Lucid dreaming has been proven to have a strong connection to highly innovative and creative thinking and production. Researchers have found that those who are lucid in their dreams are more creative than those who are not.
In our waking lives, we often have vivid dreams about stressful events. Sad, frightful, and horrific are some common descriptors for stress dreams.
We don’t have all the answers, but a range of hypotheses, including the continuity hypothesis, adaptive strategy, and emotional regulation dream theories, have been used to explain the phenomenon of specific stressful content showing up in our dreams. There seems to be a correlation between stress dreams and mental health issues.
- Nightmares are more common and more intense in individuals with post-traumatic stress disorder (PTSD) and those who are anxious on a daily basis, according to research. 21
- Anxiety, bipolar illness, and depression all increase the likelihood of having stressful dreams, as does the difficulty falling asleep as a result of these disorders.
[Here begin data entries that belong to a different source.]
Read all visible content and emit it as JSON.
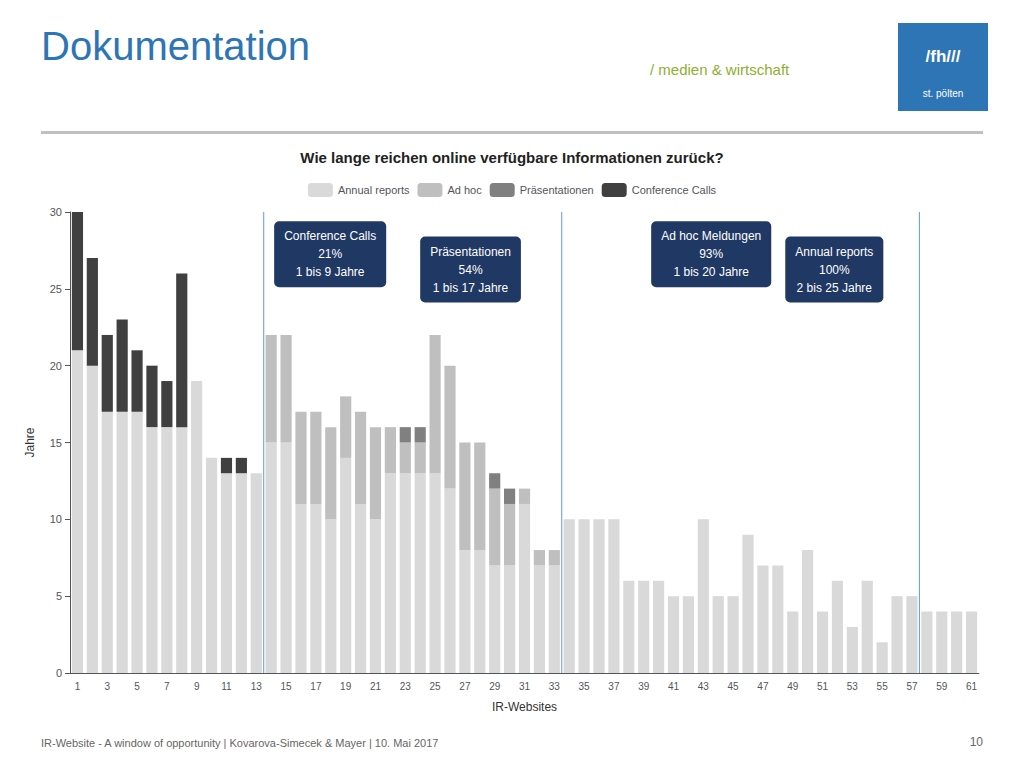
{
  "chart_data": {
    "type": "bar",
    "title": "Wie lange reichen online verfügbare Informationen zurück?",
    "xlabel": "IR-Websites",
    "ylabel": "Jahre",
    "categories": [
      "1",
      null,
      "3",
      null,
      "5",
      null,
      "7",
      null,
      "9",
      null,
      "11",
      null,
      "13",
      null,
      "15",
      null,
      "17",
      null,
      "19",
      null,
      "21",
      null,
      "23",
      null,
      "25",
      null,
      "27",
      null,
      "29",
      null,
      "31",
      null,
      "33",
      null,
      "35",
      null,
      "37",
      null,
      "39",
      null,
      "41",
      null,
      "43",
      null,
      "45",
      null,
      "47",
      null,
      "49",
      null,
      "51",
      null,
      "53",
      null,
      "55",
      null,
      "57",
      null,
      "59",
      null,
      "61"
    ],
    "series": [
      {
        "name": "Annual reports",
        "color": "#D9D9D9",
        "values": [
          21,
          20,
          17,
          17,
          17,
          16,
          16,
          16,
          19,
          14,
          13,
          13,
          13,
          15,
          15,
          11,
          11,
          10,
          14,
          11,
          10,
          13,
          13,
          13,
          13,
          12,
          8,
          8,
          7,
          7,
          11,
          7,
          7,
          10,
          10,
          10,
          10,
          6,
          6,
          6,
          5,
          5,
          10,
          5,
          5,
          9,
          7,
          7,
          4,
          8,
          4,
          6,
          3,
          6,
          2,
          5,
          5,
          4,
          4,
          4,
          4
        ]
      },
      {
        "name": "Ad hoc",
        "color": "#BFBFBF",
        "values": [
          0,
          0,
          0,
          0,
          0,
          0,
          0,
          0,
          0,
          0,
          0,
          0,
          0,
          7,
          7,
          6,
          6,
          6,
          4,
          6,
          6,
          3,
          2,
          2,
          9,
          8,
          7,
          7,
          5,
          4,
          1,
          1,
          1,
          0,
          0,
          0,
          0,
          0,
          0,
          0,
          0,
          0,
          0,
          0,
          0,
          0,
          0,
          0,
          0,
          0,
          0,
          0,
          0,
          0,
          0,
          0,
          0,
          0,
          0,
          0,
          0
        ]
      },
      {
        "name": "Präsentationen",
        "color": "#808080",
        "values": [
          0,
          0,
          0,
          0,
          0,
          0,
          0,
          0,
          0,
          0,
          0,
          0,
          0,
          0,
          0,
          0,
          0,
          0,
          0,
          0,
          0,
          0,
          1,
          1,
          0,
          0,
          0,
          0,
          1,
          1,
          0,
          0,
          0,
          0,
          0,
          0,
          0,
          0,
          0,
          0,
          0,
          0,
          0,
          0,
          0,
          0,
          0,
          0,
          0,
          0,
          0,
          0,
          0,
          0,
          0,
          0,
          0,
          0,
          0,
          0,
          0
        ]
      },
      {
        "name": "Conference Calls",
        "color": "#404040",
        "values": [
          9,
          7,
          5,
          6,
          4,
          4,
          3,
          10,
          0,
          0,
          1,
          1,
          0,
          0,
          0,
          0,
          0,
          0,
          0,
          0,
          0,
          0,
          0,
          0,
          0,
          0,
          0,
          0,
          0,
          0,
          0,
          0,
          0,
          0,
          0,
          0,
          0,
          0,
          0,
          0,
          0,
          0,
          0,
          0,
          0,
          0,
          0,
          0,
          0,
          0,
          0,
          0,
          0,
          0,
          0,
          0,
          0,
          0,
          0,
          0,
          0
        ]
      }
    ],
    "stacked": true,
    "ylim": [
      0,
      30
    ],
    "yticks": [
      0,
      5,
      10,
      15,
      20,
      25,
      30
    ],
    "grid": false,
    "legend": "top",
    "annotations": [
      {
        "text": "Conference Calls\n21%\n1 bis 9 Jahre",
        "color": "#1F3864"
      },
      {
        "text": "Präsentationen\n54%\n1 bis 17 Jahre",
        "color": "#1F3864"
      },
      {
        "text": "Ad hoc Meldungen\n93%\n1 bis 20 Jahre",
        "color": "#1F3864"
      },
      {
        "text": "Annual reports\n100%\n2 bis 25 Jahre",
        "color": "#1F3864"
      }
    ]
  },
  "page": {
    "title": "Dokumentation",
    "title_color": "#2E75B6",
    "logo_text": "/ medien & wirtschaft",
    "logo_color": "#8DB030",
    "badge_texts": [
      "/fh///",
      "st. pölten"
    ],
    "badge_color": "#2E75B6",
    "footer": "IR-Website - A window of opportunity | Kovarova-Simecek & Mayer | 10. Mai 2017",
    "page_number": "10"
  }
}
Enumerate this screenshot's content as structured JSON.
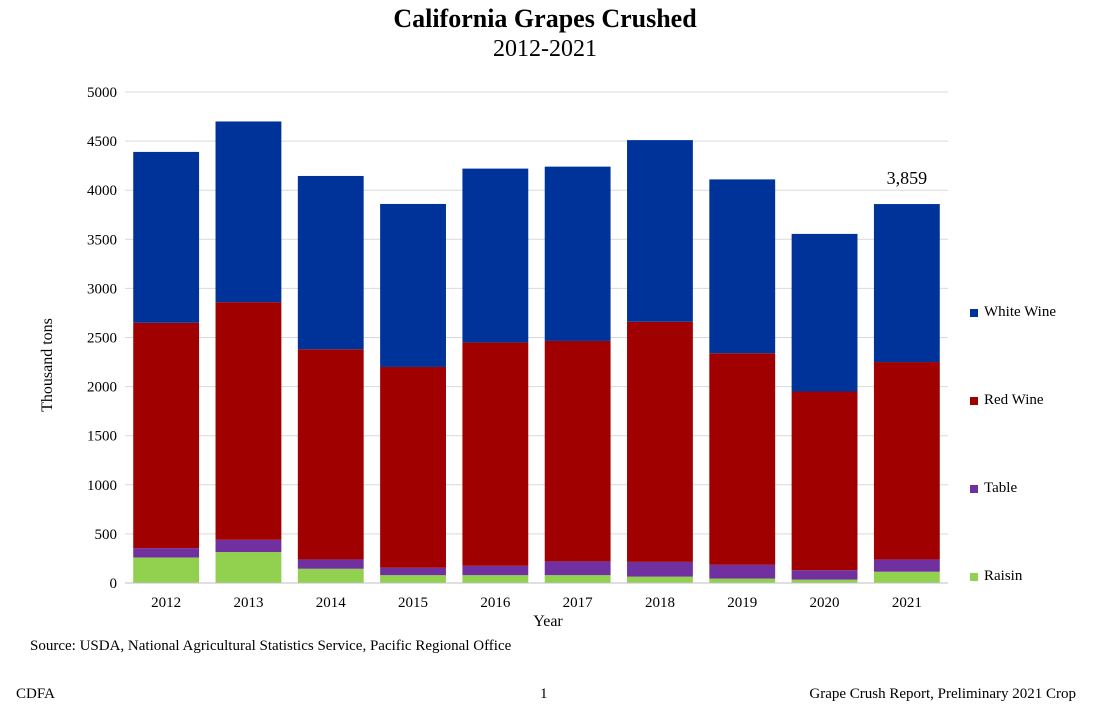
{
  "chart_data": {
    "type": "bar",
    "stacked": true,
    "title": "California Grapes Crushed",
    "subtitle": "2012-2021",
    "xlabel": "Year",
    "ylabel": "Thousand  tons",
    "ylim": [
      0,
      5000
    ],
    "yticks": [
      0,
      500,
      1000,
      1500,
      2000,
      2500,
      3000,
      3500,
      4000,
      4500,
      5000
    ],
    "grid": true,
    "legend_position": "right",
    "categories": [
      "2012",
      "2013",
      "2014",
      "2015",
      "2016",
      "2017",
      "2018",
      "2019",
      "2020",
      "2021"
    ],
    "series": [
      {
        "name": "Raisin",
        "color": "#92D050",
        "values": [
          260,
          315,
          145,
          80,
          80,
          80,
          65,
          45,
          35,
          115
        ]
      },
      {
        "name": "Table",
        "color": "#7030A0",
        "values": [
          95,
          125,
          95,
          75,
          95,
          140,
          150,
          140,
          95,
          125
        ]
      },
      {
        "name": "Red Wine",
        "color": "#A00000",
        "values": [
          2295,
          2420,
          2140,
          2045,
          2275,
          2245,
          2445,
          2155,
          1820,
          2010
        ]
      },
      {
        "name": "White Wine",
        "color": "#003399",
        "values": [
          1740,
          1840,
          1765,
          1660,
          1770,
          1775,
          1850,
          1770,
          1605,
          1609
        ]
      }
    ],
    "annotations": [
      {
        "category": "2021",
        "text": "3,859"
      }
    ]
  },
  "source": "Source: USDA, National Agricultural Statistics Service, Pacific Regional Office",
  "footer": {
    "left": "CDFA",
    "center": "1",
    "right": "Grape Crush Report, Preliminary 2021 Crop"
  }
}
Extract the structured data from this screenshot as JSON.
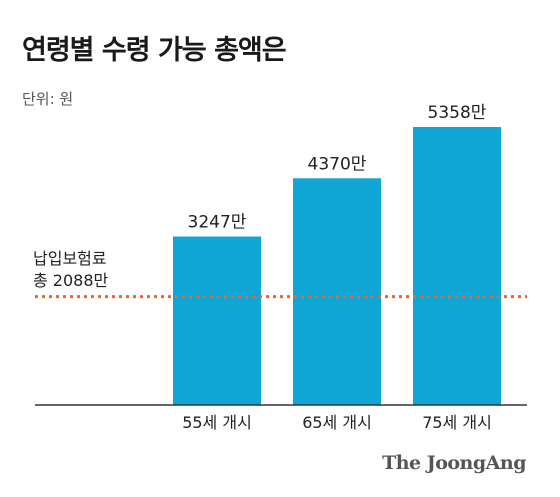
{
  "title": "연령별 수령 가능 총액은",
  "unit_label": "단위: 원",
  "brand": "The JoongAng",
  "colors": {
    "bar": "#0fa5d5",
    "reference_line": "#f26522",
    "axis": "#333333"
  },
  "chart_data": {
    "type": "bar",
    "title": "연령별 수령 가능 총액은",
    "unit": "단위: 원",
    "categories": [
      "55세 개시",
      "65세 개시",
      "75세 개시"
    ],
    "values": [
      3247,
      4370,
      5358
    ],
    "data_labels": [
      "3247만",
      "4370만",
      "5358만"
    ],
    "ylim": [
      0,
      5358
    ],
    "grid": false,
    "reference_line": {
      "value": 2088,
      "label_lines": [
        "납입보험료",
        "총 2088만"
      ],
      "style": "dotted"
    }
  }
}
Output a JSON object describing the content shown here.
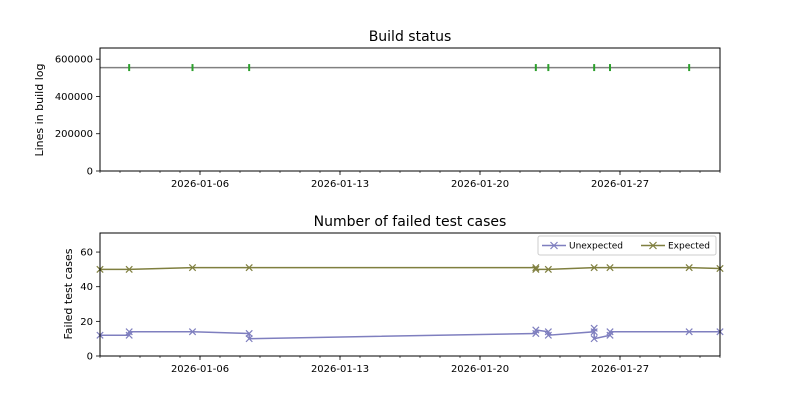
{
  "chart_data": [
    {
      "type": "line",
      "title": "Build status",
      "xlabel": "",
      "ylabel": "Lines in build log",
      "x_axis": {
        "type": "date",
        "range": [
          "2026-01-01T00:00",
          "2026-02-01T00:00"
        ],
        "tick_labels": [
          "2026-01-06",
          "2026-01-13",
          "2026-01-20",
          "2026-01-27"
        ],
        "minor_ticks": "daily"
      },
      "y_axis": {
        "range": [
          0,
          660000
        ],
        "tick_labels": [
          "0",
          "200000",
          "400000",
          "600000"
        ]
      },
      "grid": false,
      "legend": null,
      "baseline": {
        "value": 555000,
        "color": "#808080",
        "x_range": [
          "2026-01-01T00:00",
          "2026-02-01T00:00"
        ]
      },
      "series": [
        {
          "marker": "|",
          "color": "#2ca02c",
          "points": [
            {
              "x": "2026-01-02T11:00",
              "y": 555000
            },
            {
              "x": "2026-01-05T15:00",
              "y": 555000
            },
            {
              "x": "2026-01-08T11:00",
              "y": 555000
            },
            {
              "x": "2026-01-22T19:00",
              "y": 555000
            },
            {
              "x": "2026-01-23T10:00",
              "y": 555000
            },
            {
              "x": "2026-01-25T17:00",
              "y": 555000
            },
            {
              "x": "2026-01-26T12:00",
              "y": 555000
            },
            {
              "x": "2026-01-30T11:00",
              "y": 555000
            }
          ]
        }
      ]
    },
    {
      "type": "line",
      "title": "Number of failed test cases",
      "xlabel": "",
      "ylabel": "Failed test cases",
      "x_axis": {
        "type": "date",
        "range": [
          "2026-01-01T00:00",
          "2026-02-01T00:00"
        ],
        "tick_labels": [
          "2026-01-06",
          "2026-01-13",
          "2026-01-20",
          "2026-01-27"
        ],
        "minor_ticks": "daily"
      },
      "y_axis": {
        "range": [
          0,
          71
        ],
        "tick_labels": [
          "0",
          "20",
          "40",
          "60"
        ]
      },
      "grid": false,
      "legend": "top-right",
      "series": [
        {
          "name": "Unexpected",
          "marker": "x",
          "color": "#7f7fbf",
          "points": [
            {
              "x": "2026-01-01T00:00",
              "y": 12
            },
            {
              "x": "2026-01-02T11:00",
              "y": 12
            },
            {
              "x": "2026-01-02T11:00",
              "y": 14
            },
            {
              "x": "2026-01-05T15:00",
              "y": 14
            },
            {
              "x": "2026-01-08T11:00",
              "y": 13
            },
            {
              "x": "2026-01-08T11:00",
              "y": 10
            },
            {
              "x": "2026-01-22T19:00",
              "y": 13
            },
            {
              "x": "2026-01-22T19:00",
              "y": 15
            },
            {
              "x": "2026-01-23T10:00",
              "y": 14
            },
            {
              "x": "2026-01-23T10:00",
              "y": 12
            },
            {
              "x": "2026-01-25T17:00",
              "y": 14
            },
            {
              "x": "2026-01-25T17:00",
              "y": 16
            },
            {
              "x": "2026-01-25T17:00",
              "y": 10
            },
            {
              "x": "2026-01-26T12:00",
              "y": 12
            },
            {
              "x": "2026-01-26T12:00",
              "y": 14
            },
            {
              "x": "2026-01-30T11:00",
              "y": 14
            },
            {
              "x": "2026-02-01T00:00",
              "y": 14
            }
          ]
        },
        {
          "name": "Expected",
          "marker": "x",
          "color": "#7f7f3f",
          "points": [
            {
              "x": "2026-01-01T00:00",
              "y": 50
            },
            {
              "x": "2026-01-02T11:00",
              "y": 50
            },
            {
              "x": "2026-01-05T15:00",
              "y": 51
            },
            {
              "x": "2026-01-08T11:00",
              "y": 51
            },
            {
              "x": "2026-01-22T19:00",
              "y": 51
            },
            {
              "x": "2026-01-22T19:00",
              "y": 50
            },
            {
              "x": "2026-01-23T10:00",
              "y": 50
            },
            {
              "x": "2026-01-25T17:00",
              "y": 51
            },
            {
              "x": "2026-01-26T12:00",
              "y": 51
            },
            {
              "x": "2026-01-30T11:00",
              "y": 51
            },
            {
              "x": "2026-02-01T00:00",
              "y": 50.5
            }
          ]
        }
      ]
    }
  ]
}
- Researchers have found a substantial link between anxiety and the content of one’s dreams. 22 The brain’s attempt to assist us cope and make sense of these stressful experiences may be manifested in these dreams.
A Word From Verywell
More research is needed to completely grasp what dreams are for and why they occur. A better way to think about dreams is to consider the possibility that they serve a number of functions rather than just one.
It is possible to perceive our dreams in a way that resonates most with us, knowing that so much is ambiguous about why we have dreams.
Consult a sleep specialist if you are concerned about your dreams and/or have a history of frequent nightmares.